An artificial intelligence platform provides an accurate interpretation of esophageal motility from Functional Lumen Imaging Probe Panometry studies.

Abstract

Functional lumen imaging probe (FLIP) Panometry is performed at the time of sedated endoscopy and evaluates esophageal motility in response to distension. This study aimed to develop and test an automated artificial intelligence (AI) platform that could interpret FLIP Panometry studies.

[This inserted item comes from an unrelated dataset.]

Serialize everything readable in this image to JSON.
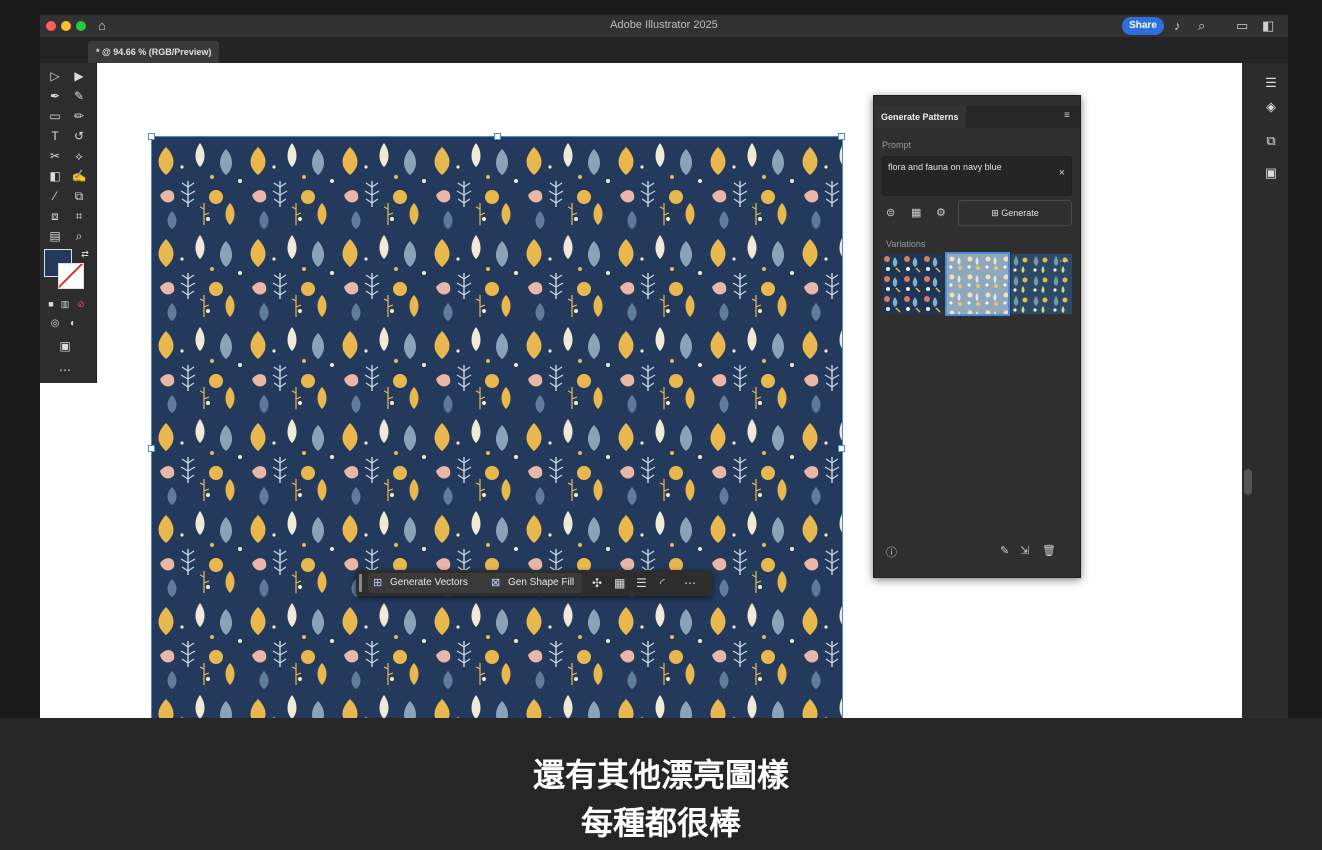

The study cohort included 678 consecutive patients and 35 asymptomatic controls that completed FLIP Panometry during endoscopy and high-resolution manometry (HRM). "True" study labels for model training and testing were assigned by experienced esophagologists per a hierarchical classification scheme. The supervised, deep learning, AI model generated FLIP Panometry heatmaps from raw FLIP data and based on convolutional neural networks assigned esophageal motility labels using a two-stage prediction model. Model performance was tested on a 15% held-out test set (n=103); the remainder of the studies were utilized for model training (n=610). "True" FLIP labels across the entire cohort included 190 (27%) "normal," 265 (37%) "not normal/not achalasia," and 258 (36%) "achalasia." On the test set, both the Normal/Not normal and the achalasia/not achalasia models achieved an accuracy of 89% (with 89%/88% recall, 90%/89% precision, respectively). Of 28 patients with achalasia (per HRM) in the test set, 0 were predicted as "normal" and 93% as "achalasia" by the AI model. An AI platform provided accurate interpretation of FLIP Panometry esophageal motility studies from a single center compared with the impression of experienced FLIP Panometry interpreters. This platform may provide useful clinical decision support for esophageal motility diagnosis from FLIP Panometry studies performed at the time of endoscopy.